Takács Judit – P.Tóth Tamás (2021) Liberating Pathologization? The Historical Background of the 1961 Decriminalization of Homosexuality in Hungary. The Hungarian Historical Review: New Series of Acta Historica Academiae Scientiarium Hungaricae, 10(2), 267–300. http://dx.doi.org/10.38145/2021.2.267
Abstract:
Analyzing the principles, considerations, and official explanations underpinning the
(de)criminalization of sexual relations between same-sex partners can highlight that around the mid-twentieth century medicalizing references were used in legal and societal judgments on same-sex intimacy in Hungary (and elsewhere). In this study, we want to illustrate the medicalization process of social issues that otherwise seem difficult to “solve” (i.e., these issues, in this case, were put within a psycho-medical ambit) by focusing on a twentieth-century historical example from Hungary.
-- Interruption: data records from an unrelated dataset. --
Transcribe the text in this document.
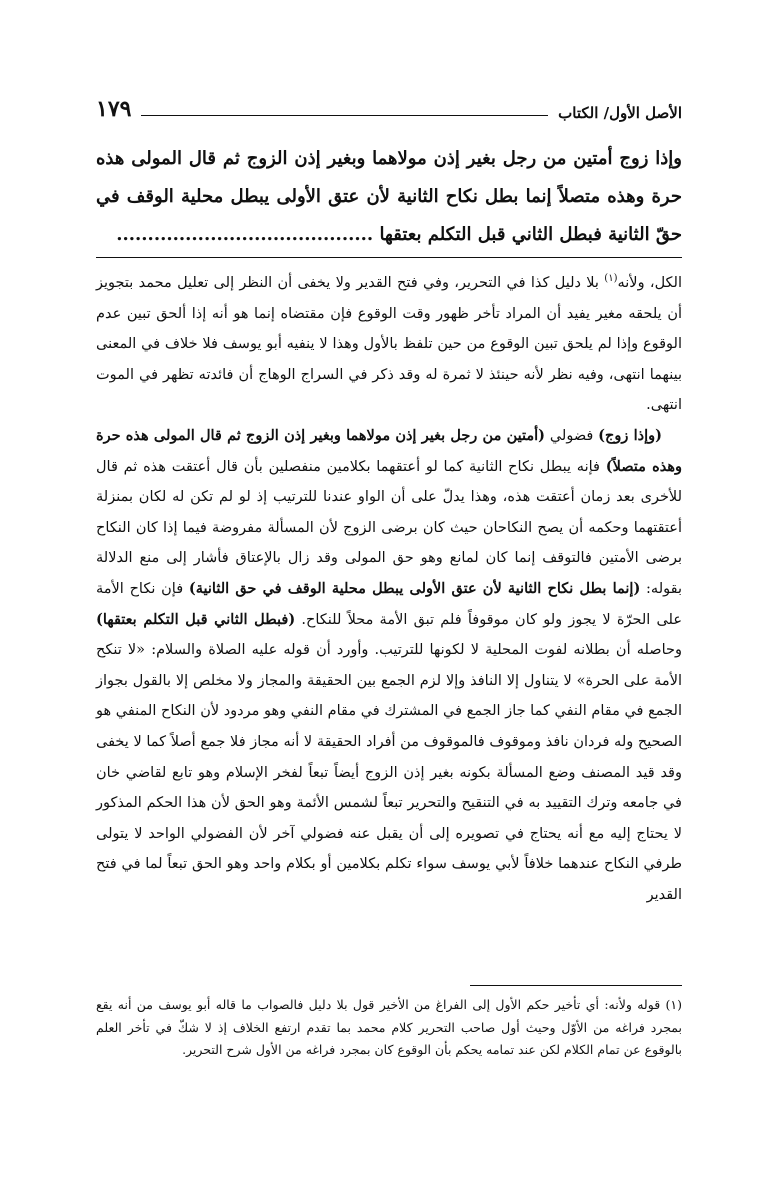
الأصل الأول/ الكتاب
١٧٩

وإذا زوج أمتين من رجل بغير إذن مولاهما وبغير إذن الزوج ثم قال المولى هذه حرة وهذه متصلاً إنما بطل نكاح الثانية لأن عتق الأولى يبطل محلية الوقف في حقّ الثانية فبطل الثاني قبل التكلم بعتقها .........................................

الكل، ولأنه$^{(١)}$ بلا دليل كذا في التحرير، وفي فتح القدير ولا يخفى أن النظر إلى تعليل محمد بتجويز أن يلحقه مغير يفيد أن المراد تأخر ظهور وقت الوقوع فإن مقتضاه إنما هو أنه إذا ألحق تبين عدم الوقوع وإذا لم يلحق تبين الوقوع من حين تلفظ بالأول وهذا لا ينفيه أبو يوسف فلا خلاف في المعنى بينهما انتهى، وفيه نظر لأنه حينئذ لا ثمرة له وقد ذكر في السراج الوهاج أن فائدته تظهر في الموت انتهى.

(وإذا زوج) فضولي (أمتين من رجل بغير إذن مولاهما وبغير إذن الزوج ثم قال المولى هذه حرة وهذه متصلاً) فإنه يبطل نكاح الثانية كما لو أعتقهما بكلامين منفصلين بأن قال أعتقت هذه ثم قال للأخرى بعد زمان أعتقت هذه، وهذا يدلّ على أن الواو عندنا للترتيب إذ لو لم تكن له لكان بمنزلة أعتقتهما وحكمه أن يصح النكاحان حيث كان برضى الزوج لأن المسألة مفروضة فيما إذا كان النكاح برضى الأمتين فالتوقف إنما كان لمانع وهو حق المولى وقد زال بالإعتاق فأشار إلى منع الدلالة بقوله: (إنما بطل نكاح الثانية لأن عتق الأولى يبطل محلية الوقف في حق الثانية) فإن نكاح الأمة على الحرّة لا يجوز ولو كان موقوفاً فلم تبق الأمة محلاً للنكاح. (فبطل الثاني قبل التكلم بعتقها) وحاصله أن بطلانه لفوت المحلية لا لكونها للترتيب. وأورد أن قوله عليه الصلاة والسلام: «لا تنكح الأمة على الحرة» لا يتناول إلا النافذ وإلا لزم الجمع بين الحقيقة والمجاز ولا مخلص إلا بالقول بجواز الجمع في مقام النفي كما جاز الجمع في المشترك في مقام النفي وهو مردود لأن النكاح المنفي هو الصحيح وله فردان نافذ وموقوف فالموقوف من أفراد الحقيقة لا أنه مجاز فلا جمع أصلاً كما لا يخفى وقد قيد المصنف وضع المسألة بكونه بغير إذن الزوج أيضاً تبعاً لفخر الإسلام وهو تابع لقاضي خان في جامعه وترك التقييد به في التنقيح والتحرير تبعاً لشمس الأئمة وهو الحق لأن هذا الحكم المذكور لا يحتاج إليه مع أنه يحتاج في تصويره إلى أن يقبل عنه فضولي آخر لأن الفضولي الواحد لا يتولى طرفي النكاح عندهما خلافاً لأبي يوسف سواء تكلم بكلامين أو بكلام واحد وهو الحق تبعاً لما في فتح القدير

(١) قوله ولأنه: أي تأخير حكم الأول إلى الفراغ من الأخير قول بلا دليل فالصواب ما قاله أبو يوسف من أنه يقع بمجرد فراغه من الأوّل وحيث أول صاحب التحرير كلام محمد بما تقدم ارتفع الخلاف إذ لا شكّ في تأخر العلم بالوقوع عن تمام الكلام لكن عند تمامه يحكم بأن الوقوع كان بمجرد فراغه من الأول شرح التحرير.
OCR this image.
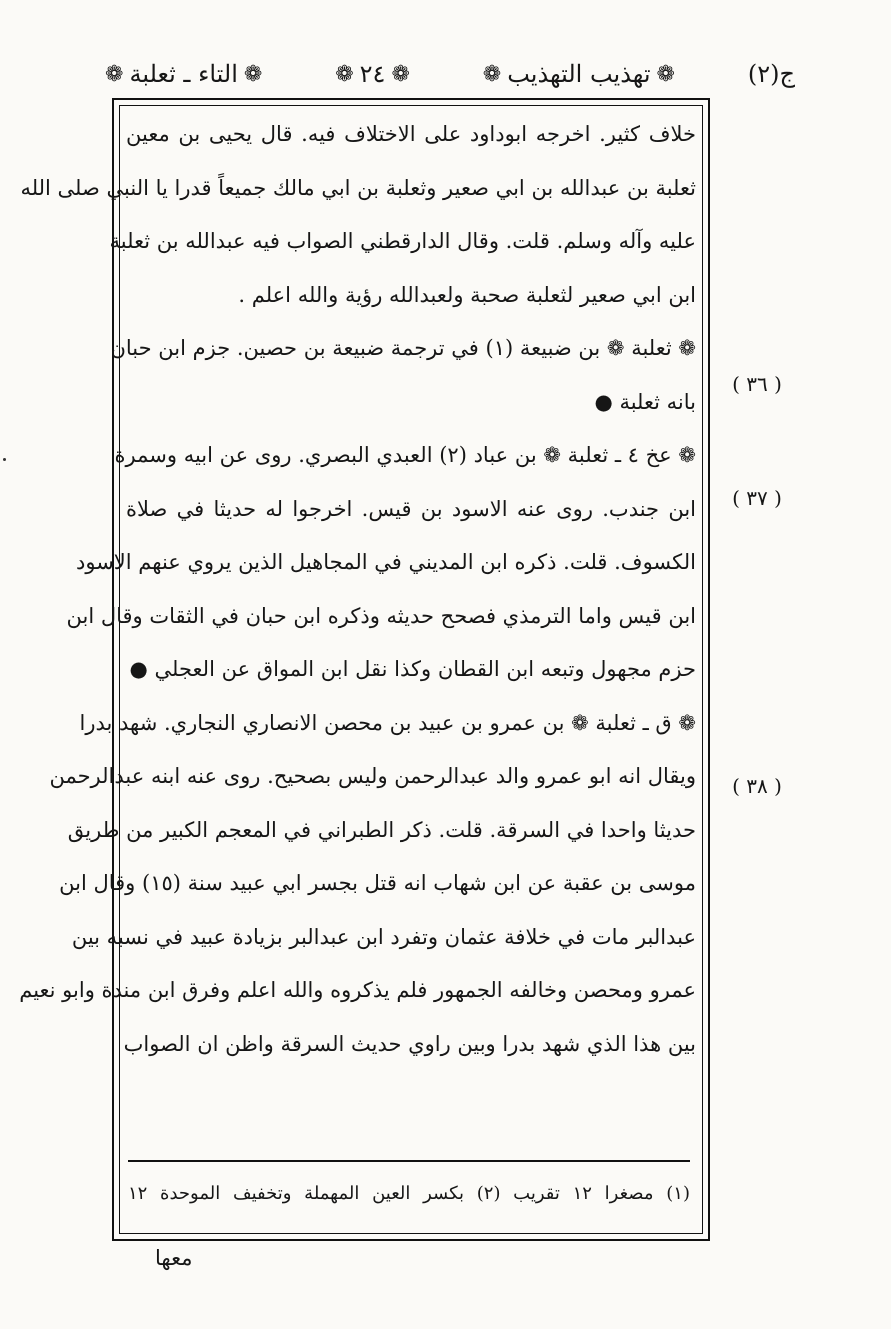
ج(٢)
❁
تهذيب التهذيب
❁
❁
٢٤
❁
❁
التاء ـ ثعلبة
❁
خلاف كثير. اخرجه ابوداود على الاختلاف فيه. قال يحيى بن معين
ثعلبة بن عبدالله بن ابي صعير وثعلبة بن ابي مالك جميعاً قدرا يا النبي صلى الله
عليه وآله وسلم. قلت. وقال الدارقطني الصواب فيه عبدالله بن ثعلبة
ابن ابي صعير لثعلبة صحبة ولعبدالله رؤية والله اعلم .
❁ ثعلبة ❁ بن ضبيعة (١) في ترجمة ضبيعة بن حصين. جزم ابن حبان
بانه ثعلبة ●
❁ عخ ٤ ـ ثعلبة ❁ بن عباد (٢) العبدي البصري. روى عن ابيه وسمرة
ابن جندب. روى عنه الاسود بن قيس. اخرجوا له حديثا في صلاة
الكسوف. قلت. ذكره ابن المديني في المجاهيل الذين يروي عنهم الاسود
ابن قيس واما الترمذي فصحح حديثه وذكره ابن حبان في الثقات وقال ابن
حزم مجهول وتبعه ابن القطان وكذا نقل ابن المواق عن العجلي ●
❁ ق ـ ثعلبة ❁ بن عمرو بن عبيد بن محصن الانصاري النجاري. شهد بدرا
ويقال انه ابو عمرو والد عبدالرحمن وليس بصحيح. روى عنه ابنه عبدالرحمن
حديثا واحدا في السرقة. قلت. ذكر الطبراني في المعجم الكبير من طريق
موسى بن عقبة عن ابن شهاب انه قتل بجسر ابي عبيد سنة (١٥) وقال ابن
عبدالبر مات في خلافة عثمان وتفرد ابن عبدالبر بزيادة عبيد في نسبه بين
عمرو ومحصن وخالفه الجمهور فلم يذكروه والله اعلم وفرق ابن مندة وابو نعيم
بين هذا الذي شهد بدرا وبين راوي حديث السرقة واظن ان الصواب
( ٣٦ )
( ٣٧ )
( ٣٨ )
(١) مصغرا ١٢ تقريب (٢) بكسر العين المهملة وتخفيف الموحدة ١٢
معها
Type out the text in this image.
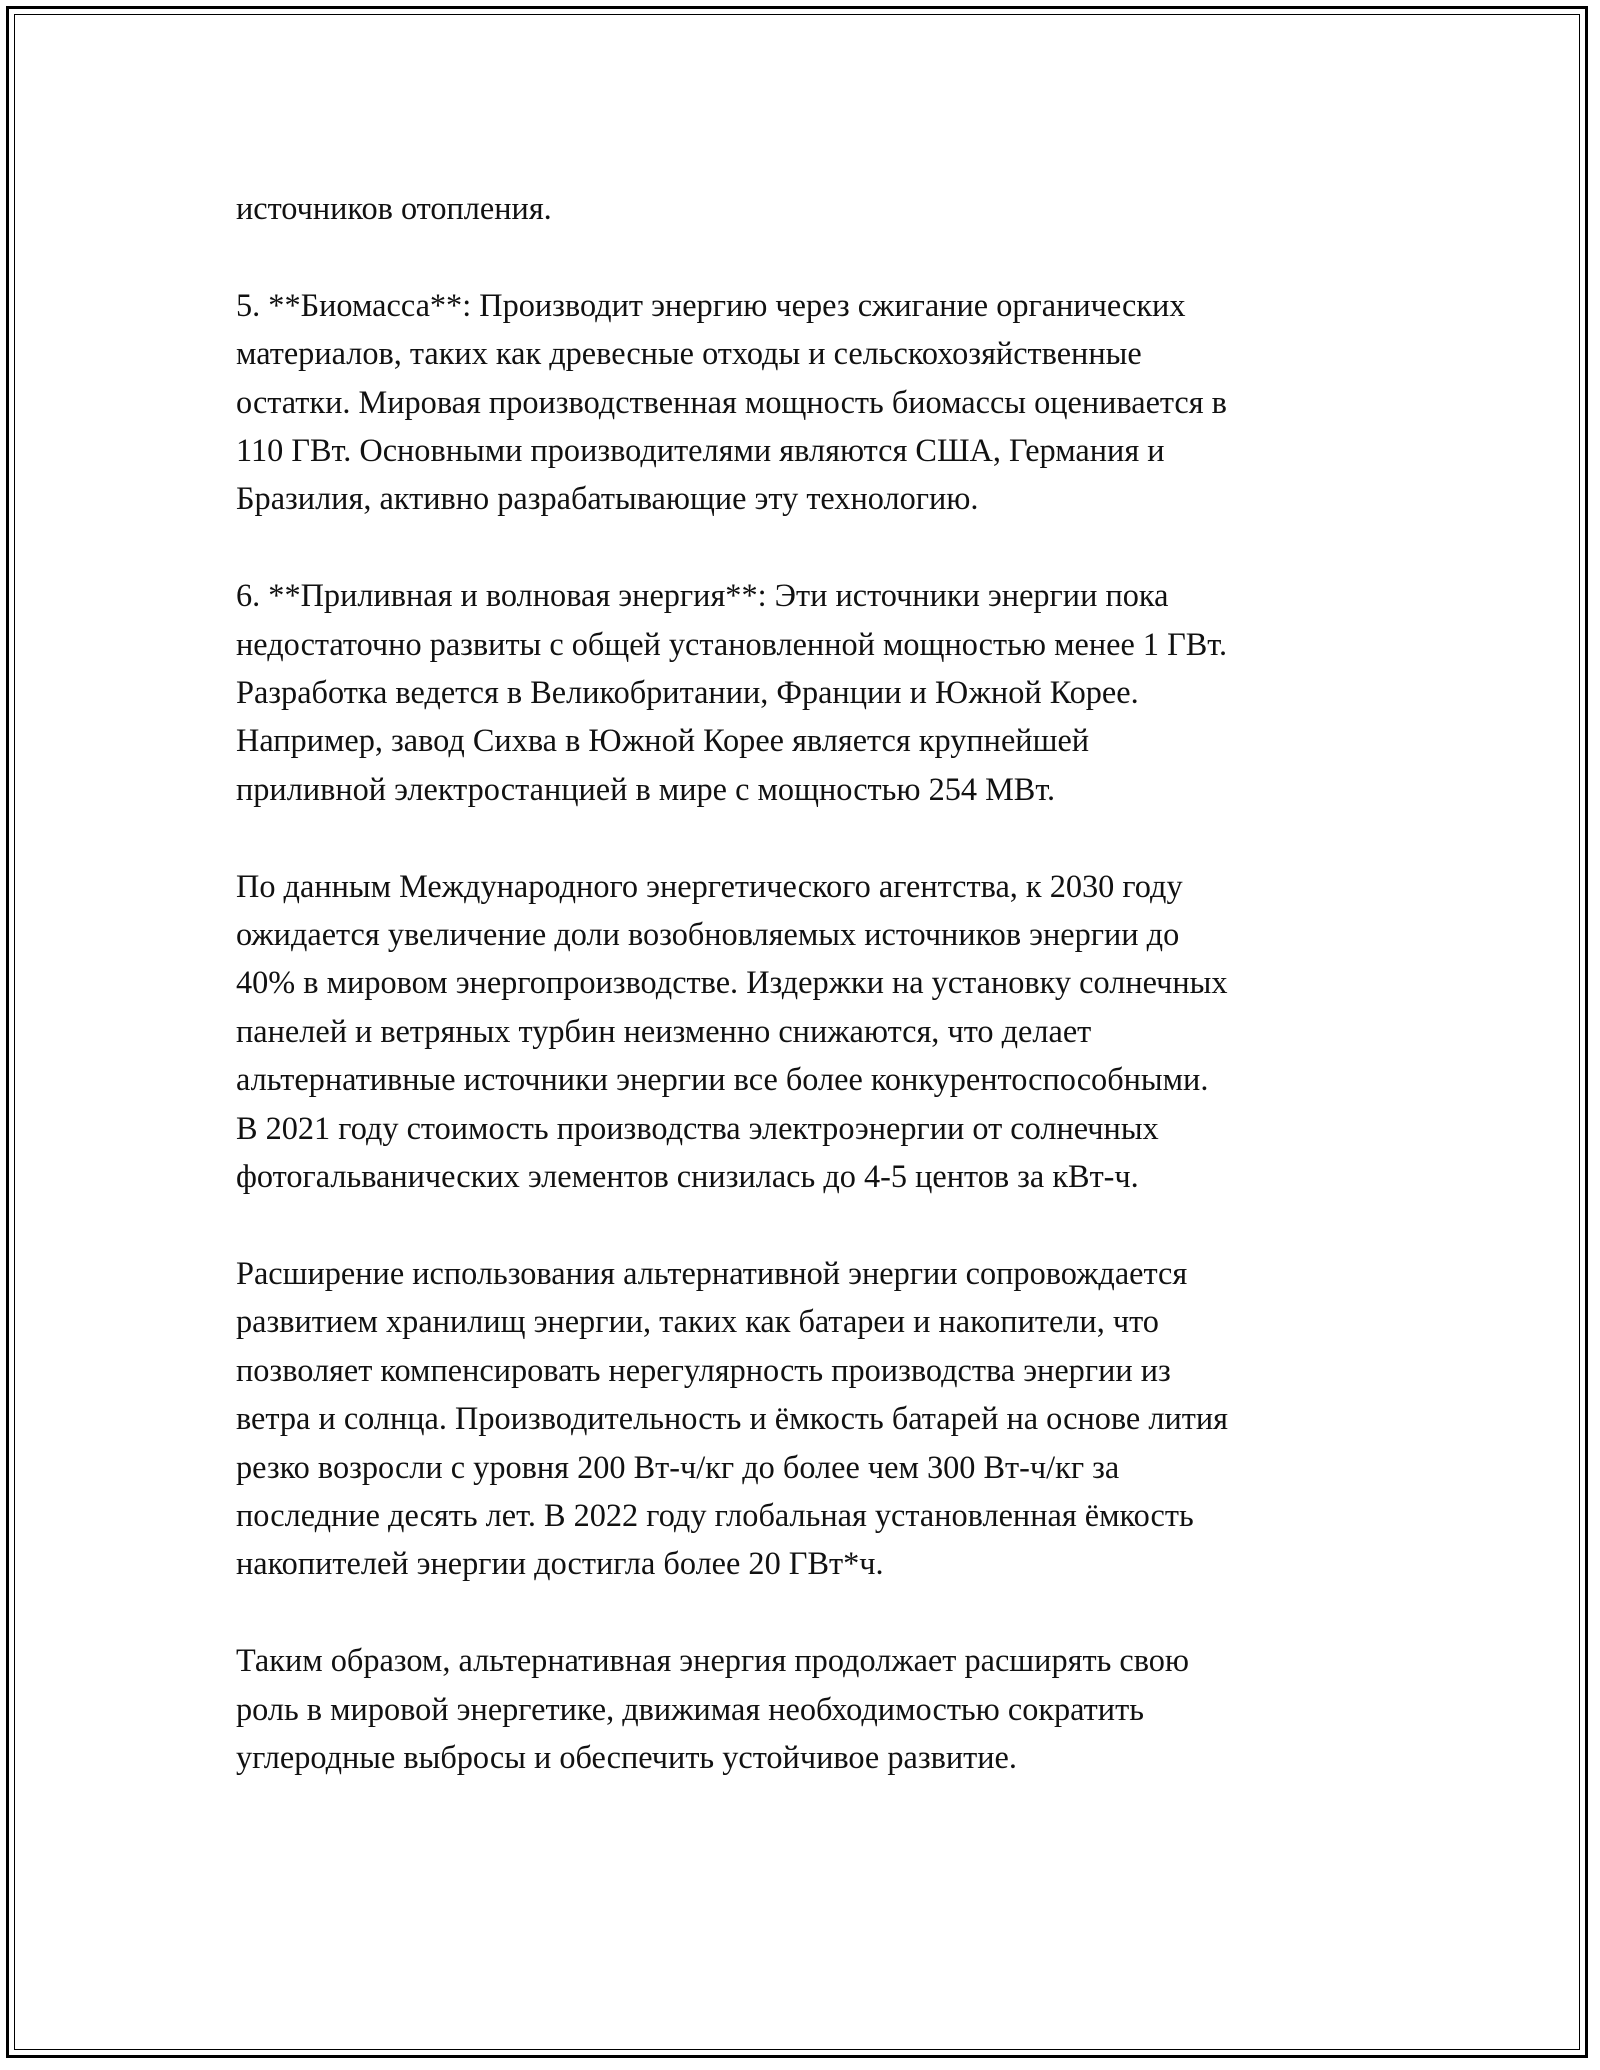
источников отопления.

5. **Биомасса**: Производит энергию через сжигание органических
материалов, таких как древесные отходы и сельскохозяйственные
остатки. Мировая производственная мощность биомассы оценивается в
110 ГВт. Основными производителями являются США, Германия и
Бразилия, активно разрабатывающие эту технологию.

6. **Приливная и волновая энергия**: Эти источники энергии пока
недостаточно развиты с общей установленной мощностью менее 1 ГВт.
Разработка ведется в Великобритании, Франции и Южной Корее.
Например, завод Сихва в Южной Корее является крупнейшей
приливной электростанцией в мире с мощностью 254 МВт.

По данным Международного энергетического агентства, к 2030 году
ожидается увеличение доли возобновляемых источников энергии до
40% в мировом энергопроизводстве. Издержки на установку солнечных
панелей и ветряных турбин неизменно снижаются, что делает
альтернативные источники энергии все более конкурентоспособными.
В 2021 году стоимость производства электроэнергии от солнечных
фотогальванических элементов снизилась до 4-5 центов за кВт-ч.

Расширение использования альтернативной энергии сопровождается
развитием хранилищ энергии, таких как батареи и накопители, что
позволяет компенсировать нерегулярность производства энергии из
ветра и солнца. Производительность и ёмкость батарей на основе лития
резко возросли с уровня 200 Вт-ч/кг до более чем 300 Вт-ч/кг за
последние десять лет. В 2022 году глобальная установленная ёмкость
накопителей энергии достигла более 20 ГВт*ч.

Таким образом, альтернативная энергия продолжает расширять свою
роль в мировой энергетике, движимая необходимостью сократить
углеродные выбросы и обеспечить устойчивое развитие.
The background of the decriminalization of consensual sexual acts between adult men in the 1961 Hungarian Penal Code will be explored in detail using previously unknown original archival material from 1958. This article will introduce the changes proposed by the Neurology Committee of the Health Science Council (HSC; Egészségügyi Tudományos Tanács) in 1958 leading to the HSC’s unanimous support for a proposal to decriminalize “unnatural fornication” between consenting adults and to the actual decriminalization of homosexuality (i.e., decriminalization of consensual sexual acts between adult men) in 1961. The empirical foundation of the present study includes archival records from the National Archives of Hungary and other primary sources.